##Vectorized PandasUDF + Keras for Inference

One of the exciting things we can do with Arrow/Vectorized PandasUDF is efficiently integrate Spark with numeric or even GPU code that was *not* designed with Spark in mind.

For example, we might have a model that we've build with Keras+TensorFlow -- without Spark in the picture at all -- and then efficiently use that model to perform inference on big datasets with Spark.

In this module, we'll do just that: we'll train a simple neural network using Keras, save it to disk, and then use it from Spark via PandasUDF.

We'll start by using Pandas to read our Diamonds dataset, and to save time (and featurization) we'll just use the 6 continuous variables in our model to predict price.

In [3]:
import pandas as pd
import IPython.display as disp

input_file = "/dbfs/databricks-datasets/Rdatasets/data-001/csv/ggplot2/diamonds.csv"

df = pd.read_csv(input_file, header = 0)
df.drop(df.columns[0], axis=1, inplace=True)
df.drop(df.columns[1:4], axis=1, inplace=True)
disp.display(df)

We'll do a train/test split, and look at a few rows as a sanity check:

In [5]:
from sklearn.model_selection import train_test_split

X = df.drop(df.columns[3], axis=1)
y = df.iloc[:,3:4]

X_train, X_test, y_train, y_test = train_test_split(X, y, test_size=0.2)

print(X[:5])

print(y[:5])

Now we'll build a simple feed-forward perceptron network in Keras, and train it for a minute or so, then check our performance

In [7]:
dbutils.library.installPyPI("tensorflow")

In [8]:
import tensorflow as tf
import numpy as np

model = tf.keras.Sequential()
model.add(tf.keras.layers.Dense(16, input_dim=6, kernel_initializer='normal', activation='relu')) 
model.add(tf.keras.layers.Dense(1, kernel_initializer='normal', activation='linear'))

model.compile(loss='mean_squared_error', optimizer='adam', metrics=['mean_squared_error'])
model.fit(X_train, y_train, epochs=64, batch_size=128, validation_split=0.1, verbose=2)

scores = model.evaluate(X_test, y_test)
print("\nroot %s: %f" % (model.metrics_names[1], np.sqrt(scores[1])))

In [9]:
model.save("/tmp/model")

In [10]:
%sh cp /tmp/model /dbfs/tmp/model

Ok, now let's get Spark DataFrame with our test data. In real life, we'd read this directly from S3, HDFS, Kafka, or wherever.

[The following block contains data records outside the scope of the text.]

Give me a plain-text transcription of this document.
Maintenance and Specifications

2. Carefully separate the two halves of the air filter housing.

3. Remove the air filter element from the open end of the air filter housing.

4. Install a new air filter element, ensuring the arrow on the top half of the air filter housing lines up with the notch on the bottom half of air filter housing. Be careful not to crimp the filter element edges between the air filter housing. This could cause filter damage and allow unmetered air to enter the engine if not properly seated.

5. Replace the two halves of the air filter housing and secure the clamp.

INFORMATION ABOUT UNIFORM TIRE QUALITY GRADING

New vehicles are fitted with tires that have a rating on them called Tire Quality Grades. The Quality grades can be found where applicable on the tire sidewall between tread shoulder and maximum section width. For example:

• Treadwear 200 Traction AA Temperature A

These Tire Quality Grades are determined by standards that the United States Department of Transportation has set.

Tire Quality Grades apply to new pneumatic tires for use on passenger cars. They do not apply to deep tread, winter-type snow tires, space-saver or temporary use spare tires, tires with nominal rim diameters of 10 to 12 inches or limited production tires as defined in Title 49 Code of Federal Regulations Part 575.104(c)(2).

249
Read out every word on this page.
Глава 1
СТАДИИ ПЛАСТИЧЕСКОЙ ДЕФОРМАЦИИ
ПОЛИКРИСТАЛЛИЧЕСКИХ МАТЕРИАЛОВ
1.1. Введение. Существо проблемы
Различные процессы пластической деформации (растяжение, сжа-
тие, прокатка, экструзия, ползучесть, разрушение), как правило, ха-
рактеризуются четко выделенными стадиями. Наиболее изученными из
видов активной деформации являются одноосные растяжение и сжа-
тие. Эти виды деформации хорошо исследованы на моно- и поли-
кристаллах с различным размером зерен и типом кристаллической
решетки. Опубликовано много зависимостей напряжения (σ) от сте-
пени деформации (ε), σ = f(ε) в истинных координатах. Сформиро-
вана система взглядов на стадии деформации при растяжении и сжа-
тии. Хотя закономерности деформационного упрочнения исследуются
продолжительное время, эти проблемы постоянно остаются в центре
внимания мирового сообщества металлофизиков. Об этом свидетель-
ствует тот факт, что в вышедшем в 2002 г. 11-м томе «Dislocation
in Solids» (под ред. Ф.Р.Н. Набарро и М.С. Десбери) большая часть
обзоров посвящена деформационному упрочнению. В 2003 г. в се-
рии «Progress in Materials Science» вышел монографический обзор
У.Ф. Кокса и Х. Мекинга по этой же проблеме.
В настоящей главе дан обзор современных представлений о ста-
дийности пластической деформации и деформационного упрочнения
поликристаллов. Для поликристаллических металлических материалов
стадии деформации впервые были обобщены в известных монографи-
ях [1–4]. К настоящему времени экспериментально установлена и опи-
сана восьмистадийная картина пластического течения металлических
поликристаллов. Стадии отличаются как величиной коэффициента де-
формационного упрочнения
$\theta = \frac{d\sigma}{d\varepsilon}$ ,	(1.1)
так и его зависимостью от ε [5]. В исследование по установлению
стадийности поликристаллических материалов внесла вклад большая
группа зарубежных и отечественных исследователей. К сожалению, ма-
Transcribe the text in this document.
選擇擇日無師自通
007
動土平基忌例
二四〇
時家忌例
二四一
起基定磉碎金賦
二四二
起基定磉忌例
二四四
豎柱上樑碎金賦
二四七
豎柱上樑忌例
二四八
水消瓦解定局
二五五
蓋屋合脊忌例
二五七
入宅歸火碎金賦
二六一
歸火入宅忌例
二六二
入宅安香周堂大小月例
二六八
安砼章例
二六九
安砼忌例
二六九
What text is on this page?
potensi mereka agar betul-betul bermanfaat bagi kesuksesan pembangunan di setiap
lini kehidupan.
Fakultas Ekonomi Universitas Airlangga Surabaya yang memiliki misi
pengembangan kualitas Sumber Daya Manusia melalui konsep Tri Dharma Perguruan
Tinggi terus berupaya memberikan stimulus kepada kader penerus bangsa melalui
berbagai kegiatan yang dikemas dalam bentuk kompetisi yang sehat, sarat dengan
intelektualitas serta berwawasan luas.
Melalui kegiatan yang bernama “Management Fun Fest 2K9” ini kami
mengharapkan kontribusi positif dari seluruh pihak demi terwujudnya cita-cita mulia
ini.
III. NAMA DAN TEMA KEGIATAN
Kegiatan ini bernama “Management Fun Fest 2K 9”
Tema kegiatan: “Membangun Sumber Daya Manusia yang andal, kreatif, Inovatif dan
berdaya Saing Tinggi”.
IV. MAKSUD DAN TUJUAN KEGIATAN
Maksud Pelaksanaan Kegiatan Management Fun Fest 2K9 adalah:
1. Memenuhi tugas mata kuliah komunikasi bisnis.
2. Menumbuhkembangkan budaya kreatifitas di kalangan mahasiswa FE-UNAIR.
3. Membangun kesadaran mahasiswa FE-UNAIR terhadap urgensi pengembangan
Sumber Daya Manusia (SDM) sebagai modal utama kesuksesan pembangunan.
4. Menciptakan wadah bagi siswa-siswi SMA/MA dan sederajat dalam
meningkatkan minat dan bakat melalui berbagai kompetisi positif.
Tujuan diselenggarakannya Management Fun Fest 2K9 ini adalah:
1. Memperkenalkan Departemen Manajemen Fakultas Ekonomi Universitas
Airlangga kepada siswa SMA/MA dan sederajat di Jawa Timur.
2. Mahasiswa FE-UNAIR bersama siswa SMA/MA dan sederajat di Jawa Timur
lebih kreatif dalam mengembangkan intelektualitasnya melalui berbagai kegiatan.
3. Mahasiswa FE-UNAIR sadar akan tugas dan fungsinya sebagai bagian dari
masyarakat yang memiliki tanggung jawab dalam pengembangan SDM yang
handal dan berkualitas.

But since this test set is already on the driver (and not very big), we can make a distributed Spark DF from the Pandas DF.

In [12]:
from pyspark.ml.feature import VectorAssembler

testDF = spark.createDataFrame(pd.DataFrame(X_test, columns=["carat", "depth", "table", "x", "y", "z"]))

display(testDF)

When our data shows up, we'll have to reshape it a little bit, and then we can do a regular keras `model.predict()` on it. A  raw prediction looks like this:

In [14]:
model.predict(X_test[:5])

That's almost perfect ... but Spark is going to expect a flat array of outputs from the PandasUDF (one for each input)

In [16]:
pd.Series(model.predict(X_test[:5]).flatten())

Hopefully with that out of the way, the following implementation (which uses those reshape tricks above) will work.

*Note: in real life, don't load the model on each call ... make sure the model is available ahead of time on the executors and just loaded once (e.g. by distributing a module/pyfile)*

In [18]:
from pyspark.sql.functions import *
from pyspark.sql.functions import PandasUDFType

import numpy as np

@pandas_udf("double", PandasUDFType.SCALAR)
def keras_predict(*v):
  # reshape to records x len(v) columns
  reshaped = np.asarray(v).reshape(len(v), -1).transpose()
  keras_model = tf.keras.models.load_model('/tmp/model')
  return pd.Series(keras_model.predict(reshaped).flatten())    

And now we can `keras_predict` on the columns in the Spark DataFrame:

In [20]:
testDF.select(keras_predict(*testDF.columns)).show()

And now ... we've got Spark and all of our Python goodness playing nice!